Roma, 3 novembre 2024 – Vecchi, con strutture inadeguate, pochi servizi e spesso collocati in aree ad alta densità. Altro che Champions League. Nello speciale campionato dedicato agli stadi di calcio, l’Italia da decenni gioca in serie B e annaspa fra gli ultimi posti della classifica. Del resto, con strutture che hanno un’età media di 61 anni, c’è poco da ragionare: siamo fuori mercato da anni. L’unico scatto c’è stato, sia pure fra scontri politici e inchieste giudiziarie, con Italia ’90. Poi il silenzio, con pochi squilli di tromba, come quello dell’Allianz Stadium di Torino.
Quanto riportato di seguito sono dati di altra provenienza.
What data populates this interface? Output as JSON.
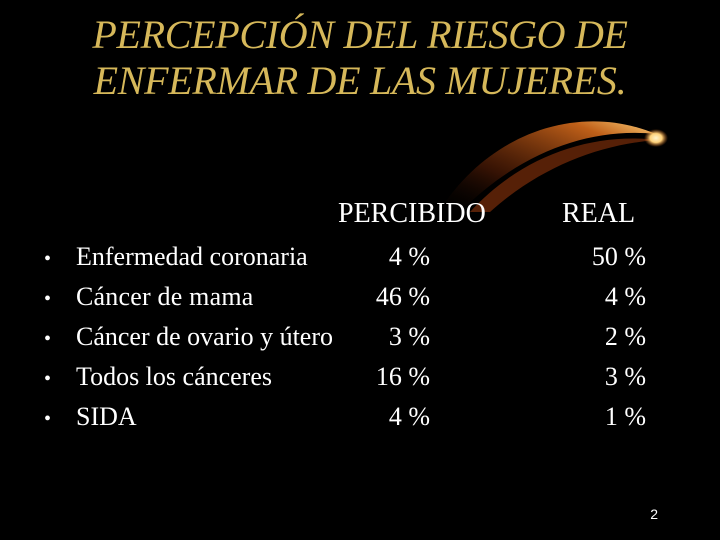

I numeri sono poco incoraggianti: uno stadio su 3 non ha piste di atletica, né uno Skybox, né punti vendita per le attività commerciali. Una debacle resa ancora più amara da quello che, nel frattempo, si è verificato negli altri Paesi. Negli ultimi dieci anni in Europa sono spuntati 153 nuovi impianti. In Italia solo tre. Una condanna? Non proprio. Perché i progetti (e, con questi, i sogni dei tifosi) non mancano. Al momento, secondo l’ultima ricognizione disponibile, sono sulla pista di decollo almeno 14 interventi, per un investimento complessivo di 3 miliardi di euro. Progetti che avrebbero un effetto moltiplicatore sul Pil per circa 5 miliardi e un impatto di 12mila nuovi posti sul fronte dell’occupazione. Ma non basta. Perché i nuovi impianti farebbero lievitare i guadagni delle società (o degli enti) che gestiscono gli impianti, portando oltre 3,3 milioni di spettatori in più sugli spalti con un’impennata dei ricavi per 200 milioni di euro. Una boccata d’ossigeno anche per i club della serie A che, al momento, non riescono a mantenere il passo delle squadre europee più blasonate.
Giusto per dare un’idea del fenomeno, Inter e Milan nella loro migliore stagione di sempre, non hanno superato gli 80 milioni di euro. Arsenal e Tottenham incassano ben oltre i 100 milioni. Senza contare alle big assolute come Psg e Barcellona che superano addirittura i 150 milioni. In generale, la media dei ricavi da gara per la Serie A nel 2022/23 è stata di 20 milioni di euro per ciascun club: peggio fa solo la Ligue 1 (14 milioni di media), mentre sopra i club italiani ci sono Premier League (50 milioni), Liga (31 milioni) e Bundesliga (30 milioni). Non sarà un caso se questa classifica rispecchia anche le gerarchie dei valori messi in campo nelle competizioni europee.
Ma perché l’Italia è rimasta così indietro? La storia degli stadi è un po’ lo specchio di quello che succede nelle grandi opere, con tempi medi di realizzazione che superano di oltre il 30% quelli europei. Con punte addirittura del 50% se si considerano i passaggi di carte fra i diversi uffici che devono rilasciare i nulla osta. Insomma, la burocrazia resta il primo grande ostacolo per la realizzazione degli impianti. Ma non è il solo. Spesso bisogna fare i conti con le beghe politiche dei diversi enti chiamati ad esprimere un parere sui progetti. Per avere un’idea è sufficiente scorrere le cronache relative al nuovo stadio della Roma di James Pallotta a Tor di Valle o al nuovo San Siro voluto da Inter e Milan. Una melina senza fine alimentata anche dagli scontri fra i diversi partiti in campo. Infine, ci sono poi i problemi di copertura dei costi: una volta avviata l’opera, i valori tendono costantemente ad aumentare, creando non pochi problemi alle asfittiche casse dei Comuni o degli enti finanziatori. Le possibilità di rimonta sono, per il momento, tutte affidate alla chance del 2032, quando Roma e Istanbul ospiteranno il campionato europeo. Abbiamo tempo fino al 1 ottobre del 2026 per adeguare almeno 5 impianti e non perdere l’occasione. Ma, per farlo, servirebbe uno scatto da campioni.